DrupalCamp Edinburgh was just one day, but a Drupal drenched day. So, camping can be fun even when it rains - community spirit and ethos, tips and things you never knew.
The first session on PHP namespaces with Jonathan was on the technical side, but this is a topic to watch for Drupal 8.
Up RPC - upgrading was also technical in the sense of being for people with sites to upgrade. Joachim went through the process from Drupal 5 to 6.
Drush - the DRUpal SHell (Mac) was presented by snufkin and with the frequency Drush crops up at Drupal events, inc. NW England it's a mu - must use.
A question was raised around multimedia in Drupal, this centred upon images.
The afternoon was built around Chris Muktar's session on WikiJob. Chris described the site's birth, growth and move to Drupal. Wikijob utilises the PressFlow distribution of Drupal optomised for performance and scalability. What was fascinating here were the insights into the use of Pantheon and Amazon Web Services. The good news for Chris and WikiJob is that hosting costs are dropping month-on-month while the lessons: you need to know what you're doing and AWS is self-service.
Providing for mobile users came up and here I was actually able to contribute (well sort of) with my notes from Copenhagen and Martin Joergensen's session.

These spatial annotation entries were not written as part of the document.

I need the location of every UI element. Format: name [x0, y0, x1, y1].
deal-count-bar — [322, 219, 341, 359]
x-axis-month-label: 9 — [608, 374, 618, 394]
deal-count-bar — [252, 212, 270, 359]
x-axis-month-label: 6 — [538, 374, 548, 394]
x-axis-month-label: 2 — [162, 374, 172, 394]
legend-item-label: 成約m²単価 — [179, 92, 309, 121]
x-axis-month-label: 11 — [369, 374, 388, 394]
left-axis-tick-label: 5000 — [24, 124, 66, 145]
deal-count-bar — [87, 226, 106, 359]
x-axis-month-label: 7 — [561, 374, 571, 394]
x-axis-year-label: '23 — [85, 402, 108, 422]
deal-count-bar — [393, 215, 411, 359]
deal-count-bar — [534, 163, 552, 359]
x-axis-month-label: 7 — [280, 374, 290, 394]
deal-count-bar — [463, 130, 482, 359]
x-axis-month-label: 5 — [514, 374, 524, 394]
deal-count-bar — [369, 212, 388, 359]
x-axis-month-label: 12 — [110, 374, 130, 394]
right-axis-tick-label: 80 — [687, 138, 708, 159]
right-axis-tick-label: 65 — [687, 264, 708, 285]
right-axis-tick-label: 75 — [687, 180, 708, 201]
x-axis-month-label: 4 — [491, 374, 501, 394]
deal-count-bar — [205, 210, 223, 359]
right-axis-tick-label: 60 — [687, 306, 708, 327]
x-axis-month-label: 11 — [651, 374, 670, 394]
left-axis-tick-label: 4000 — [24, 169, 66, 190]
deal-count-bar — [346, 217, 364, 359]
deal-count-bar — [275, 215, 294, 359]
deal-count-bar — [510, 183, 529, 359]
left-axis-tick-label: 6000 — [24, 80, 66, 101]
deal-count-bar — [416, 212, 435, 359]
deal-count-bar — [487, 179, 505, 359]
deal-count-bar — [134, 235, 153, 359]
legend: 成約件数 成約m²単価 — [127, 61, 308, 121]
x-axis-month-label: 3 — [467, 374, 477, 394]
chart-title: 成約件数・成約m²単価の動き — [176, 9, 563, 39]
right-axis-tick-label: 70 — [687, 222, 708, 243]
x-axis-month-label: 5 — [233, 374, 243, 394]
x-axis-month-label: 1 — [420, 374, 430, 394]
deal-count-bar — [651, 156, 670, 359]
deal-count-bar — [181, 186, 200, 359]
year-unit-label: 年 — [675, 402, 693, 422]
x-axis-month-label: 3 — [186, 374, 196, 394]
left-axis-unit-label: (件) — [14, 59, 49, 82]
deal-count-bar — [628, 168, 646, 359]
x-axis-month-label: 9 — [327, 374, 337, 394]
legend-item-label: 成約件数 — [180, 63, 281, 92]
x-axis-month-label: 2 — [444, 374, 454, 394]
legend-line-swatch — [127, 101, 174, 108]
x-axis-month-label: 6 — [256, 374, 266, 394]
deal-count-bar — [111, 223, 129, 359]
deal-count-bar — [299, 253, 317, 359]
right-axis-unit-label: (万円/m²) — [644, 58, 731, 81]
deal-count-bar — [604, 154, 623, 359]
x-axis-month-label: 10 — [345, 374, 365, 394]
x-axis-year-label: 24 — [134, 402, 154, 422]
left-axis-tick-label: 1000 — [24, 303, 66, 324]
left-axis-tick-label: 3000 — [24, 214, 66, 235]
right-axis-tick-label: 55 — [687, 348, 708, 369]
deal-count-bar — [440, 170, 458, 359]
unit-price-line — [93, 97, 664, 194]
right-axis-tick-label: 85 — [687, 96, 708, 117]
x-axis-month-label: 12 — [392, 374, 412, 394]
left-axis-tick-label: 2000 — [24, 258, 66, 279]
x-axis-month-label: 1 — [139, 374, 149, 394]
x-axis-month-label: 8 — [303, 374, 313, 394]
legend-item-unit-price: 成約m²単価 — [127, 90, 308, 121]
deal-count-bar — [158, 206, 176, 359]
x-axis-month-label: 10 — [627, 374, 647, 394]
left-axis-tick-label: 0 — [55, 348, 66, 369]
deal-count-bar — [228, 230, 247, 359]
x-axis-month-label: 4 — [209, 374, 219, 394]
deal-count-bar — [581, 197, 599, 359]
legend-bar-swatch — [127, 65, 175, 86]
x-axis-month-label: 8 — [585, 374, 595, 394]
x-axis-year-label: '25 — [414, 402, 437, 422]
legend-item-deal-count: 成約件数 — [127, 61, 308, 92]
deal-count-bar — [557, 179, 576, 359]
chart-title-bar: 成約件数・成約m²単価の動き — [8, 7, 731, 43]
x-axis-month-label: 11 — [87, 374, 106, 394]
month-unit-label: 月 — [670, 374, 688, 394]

At the end there was a prize draw. I won another book! Drupal 6 Panels Cookbook, Bhawin (Vin) Patel, Packt. Having read this there's no doubt that combining Views and Panels packs some punch, especially as in Chapter 10 a travel website is created and the recipe uses the PressFlow distribution. This chapter also uses the Location and GMap modules, which I am currently looking at. Since first hearing there were modules called Panels, Views and Context I've automatically attributed h2cm related functionality to them. The care domains are 'panels'. Organic Groups, another example has proved quite different to what I thought and I only learned that this summer (that's why using really is learning). What the book brings home - without picking up the shovel - is the way these modules leverage each other.
At 10am when everyone first met with two sessions scheduled with the rest of the 10-5 day a blank I worried: 200 miles! (I didn't attend, but the morning also saw Addison Berry of Lullabot running a "Beginners Track"). My faith deserted me only for a moment. Great job Duncan and all.